WPW Preexcitation Syndrome (Wolff-Parkinson-White)
It is associated with AV bypass tracts; has paroxysmal tachycardia.
ECG changes: short PR interval <0.12 seconds, a slurred upstroke of the QRS complex (delta wave), a wide QRS complex.
During the PSVT in WPW, the impulse is usually conducted antegradely over the normal AV system & retrogradely through the bypass tract.
Atrial flutter & Atrial Fib. also occur commonly in pts with WPW synd. The ventricular responses may be unusually rapid and may cause ventricular fibrillation.
Acute Rx of episodes of PSVT in WPW syndrome is similar to that of PSVT in pts with concealed bypass tracts.
In pts with WPW synd, Atrial fib. with rapid vent. response may be treated with direct current cardioversion if it is life-threatening. Alternatively, lidocaine 3-5 mg/kg or procainamide 15 mg/kg IV over 15-20 min will usually slow the ventricular response.
* Caution should be employed when using digoxin, or IV verapamil in pts with the WPW synd & Atrial fib., since these drugs can shorten the refractory period of the accessory pathway and can increase the ventricular rate, thereby placing the pt at increased risk for vent. fibrillation.
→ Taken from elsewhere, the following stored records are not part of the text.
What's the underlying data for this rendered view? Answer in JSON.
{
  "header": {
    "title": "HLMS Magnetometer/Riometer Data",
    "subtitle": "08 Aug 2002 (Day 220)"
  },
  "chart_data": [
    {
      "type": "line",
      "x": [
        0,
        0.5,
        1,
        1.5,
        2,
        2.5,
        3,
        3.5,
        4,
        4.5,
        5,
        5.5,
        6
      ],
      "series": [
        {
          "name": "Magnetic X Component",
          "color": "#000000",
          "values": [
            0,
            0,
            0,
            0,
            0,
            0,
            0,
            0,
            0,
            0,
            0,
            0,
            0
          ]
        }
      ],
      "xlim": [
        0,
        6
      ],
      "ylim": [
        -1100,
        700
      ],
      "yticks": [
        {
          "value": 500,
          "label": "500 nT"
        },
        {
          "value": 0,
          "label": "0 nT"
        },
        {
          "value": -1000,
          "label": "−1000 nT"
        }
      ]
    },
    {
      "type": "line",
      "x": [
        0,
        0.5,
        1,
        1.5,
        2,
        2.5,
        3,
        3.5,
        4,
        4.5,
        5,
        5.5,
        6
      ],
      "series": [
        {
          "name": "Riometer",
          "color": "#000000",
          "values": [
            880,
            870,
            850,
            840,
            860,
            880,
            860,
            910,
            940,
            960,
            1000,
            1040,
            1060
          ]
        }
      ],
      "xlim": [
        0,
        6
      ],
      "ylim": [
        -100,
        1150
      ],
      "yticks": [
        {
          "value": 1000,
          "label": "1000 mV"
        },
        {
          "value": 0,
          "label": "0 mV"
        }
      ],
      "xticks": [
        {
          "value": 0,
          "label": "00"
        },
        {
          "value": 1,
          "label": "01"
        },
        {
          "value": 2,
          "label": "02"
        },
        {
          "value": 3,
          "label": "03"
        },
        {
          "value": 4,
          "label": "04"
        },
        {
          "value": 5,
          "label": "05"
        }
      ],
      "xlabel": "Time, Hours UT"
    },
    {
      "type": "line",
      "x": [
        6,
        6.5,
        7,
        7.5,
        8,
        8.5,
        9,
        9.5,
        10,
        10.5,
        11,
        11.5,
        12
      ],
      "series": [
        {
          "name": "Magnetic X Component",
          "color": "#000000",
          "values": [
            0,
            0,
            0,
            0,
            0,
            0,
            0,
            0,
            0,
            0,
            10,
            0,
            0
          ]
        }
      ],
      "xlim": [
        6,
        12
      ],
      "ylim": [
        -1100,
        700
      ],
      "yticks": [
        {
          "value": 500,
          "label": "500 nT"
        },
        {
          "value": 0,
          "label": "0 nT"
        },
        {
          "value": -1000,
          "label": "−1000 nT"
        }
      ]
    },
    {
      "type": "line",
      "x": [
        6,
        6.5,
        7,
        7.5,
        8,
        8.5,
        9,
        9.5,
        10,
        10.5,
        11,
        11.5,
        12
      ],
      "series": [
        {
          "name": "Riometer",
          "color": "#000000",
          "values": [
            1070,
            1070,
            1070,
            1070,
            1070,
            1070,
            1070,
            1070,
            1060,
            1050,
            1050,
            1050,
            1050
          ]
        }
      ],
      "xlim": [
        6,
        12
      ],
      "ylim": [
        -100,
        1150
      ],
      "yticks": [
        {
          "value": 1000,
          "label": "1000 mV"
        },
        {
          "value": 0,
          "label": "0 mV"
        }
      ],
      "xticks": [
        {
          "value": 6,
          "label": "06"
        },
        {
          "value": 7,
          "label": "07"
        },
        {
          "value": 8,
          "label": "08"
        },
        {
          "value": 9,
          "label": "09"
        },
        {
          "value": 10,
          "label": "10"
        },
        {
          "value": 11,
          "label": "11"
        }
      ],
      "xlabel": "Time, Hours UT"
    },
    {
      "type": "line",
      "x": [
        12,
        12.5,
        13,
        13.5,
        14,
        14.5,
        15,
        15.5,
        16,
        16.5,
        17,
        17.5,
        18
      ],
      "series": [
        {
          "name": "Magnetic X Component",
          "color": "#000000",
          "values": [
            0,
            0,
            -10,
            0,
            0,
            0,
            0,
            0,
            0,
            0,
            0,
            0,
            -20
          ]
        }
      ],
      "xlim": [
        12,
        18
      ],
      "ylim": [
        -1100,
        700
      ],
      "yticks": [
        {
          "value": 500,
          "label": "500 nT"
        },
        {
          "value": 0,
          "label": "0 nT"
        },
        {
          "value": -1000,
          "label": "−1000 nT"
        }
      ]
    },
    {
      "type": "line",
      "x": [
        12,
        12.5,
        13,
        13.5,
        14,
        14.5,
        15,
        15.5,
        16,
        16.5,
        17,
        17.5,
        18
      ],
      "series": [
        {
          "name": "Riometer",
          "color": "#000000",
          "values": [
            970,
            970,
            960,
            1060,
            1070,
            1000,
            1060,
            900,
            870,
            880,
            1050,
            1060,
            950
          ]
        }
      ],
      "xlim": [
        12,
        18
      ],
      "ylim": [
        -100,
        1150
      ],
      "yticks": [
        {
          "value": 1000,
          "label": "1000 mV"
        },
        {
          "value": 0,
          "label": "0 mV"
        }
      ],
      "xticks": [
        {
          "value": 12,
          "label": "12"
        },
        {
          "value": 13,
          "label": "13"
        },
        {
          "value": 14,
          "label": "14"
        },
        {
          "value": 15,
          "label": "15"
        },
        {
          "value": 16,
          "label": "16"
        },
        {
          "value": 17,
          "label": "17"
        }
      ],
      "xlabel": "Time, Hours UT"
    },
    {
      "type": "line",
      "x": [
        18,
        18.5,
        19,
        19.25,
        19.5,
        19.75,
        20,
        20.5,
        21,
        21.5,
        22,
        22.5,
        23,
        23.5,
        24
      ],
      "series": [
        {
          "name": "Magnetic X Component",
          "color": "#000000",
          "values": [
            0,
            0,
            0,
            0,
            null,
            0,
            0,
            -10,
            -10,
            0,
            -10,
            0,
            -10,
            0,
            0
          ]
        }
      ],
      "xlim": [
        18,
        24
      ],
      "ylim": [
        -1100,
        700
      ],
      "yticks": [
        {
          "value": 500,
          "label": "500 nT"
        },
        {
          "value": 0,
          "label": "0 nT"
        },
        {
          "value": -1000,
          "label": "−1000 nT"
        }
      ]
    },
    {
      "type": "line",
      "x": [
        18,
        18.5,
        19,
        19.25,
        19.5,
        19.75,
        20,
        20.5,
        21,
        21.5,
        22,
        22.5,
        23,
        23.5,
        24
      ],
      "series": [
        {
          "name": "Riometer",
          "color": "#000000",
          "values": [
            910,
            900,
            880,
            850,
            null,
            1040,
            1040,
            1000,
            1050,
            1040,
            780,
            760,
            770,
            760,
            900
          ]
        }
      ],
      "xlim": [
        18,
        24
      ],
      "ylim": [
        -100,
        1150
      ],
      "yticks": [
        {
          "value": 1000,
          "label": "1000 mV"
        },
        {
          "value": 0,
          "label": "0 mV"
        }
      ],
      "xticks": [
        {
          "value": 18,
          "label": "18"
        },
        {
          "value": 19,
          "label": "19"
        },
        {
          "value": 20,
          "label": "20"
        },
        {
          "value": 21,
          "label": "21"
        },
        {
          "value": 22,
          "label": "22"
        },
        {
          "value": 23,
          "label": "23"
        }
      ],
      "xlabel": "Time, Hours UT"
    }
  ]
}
Chronic PO verapamil is not associated with this risk.
Propranolol are of no utility in controlling the vent. response during AF when conduction proceeds over the bypass tract.
Although atrial or ventricular pacing can almost always terminate PSVT in pts with WPW synd, they can induce AF. As such, chronic pacemaker Rx is to be discouraged.
Surgical or radiofrequency catheter ablation of the bypass tracts are possible in >90% of cases & offer a permanent cure of SVT & most AF associated with SVT.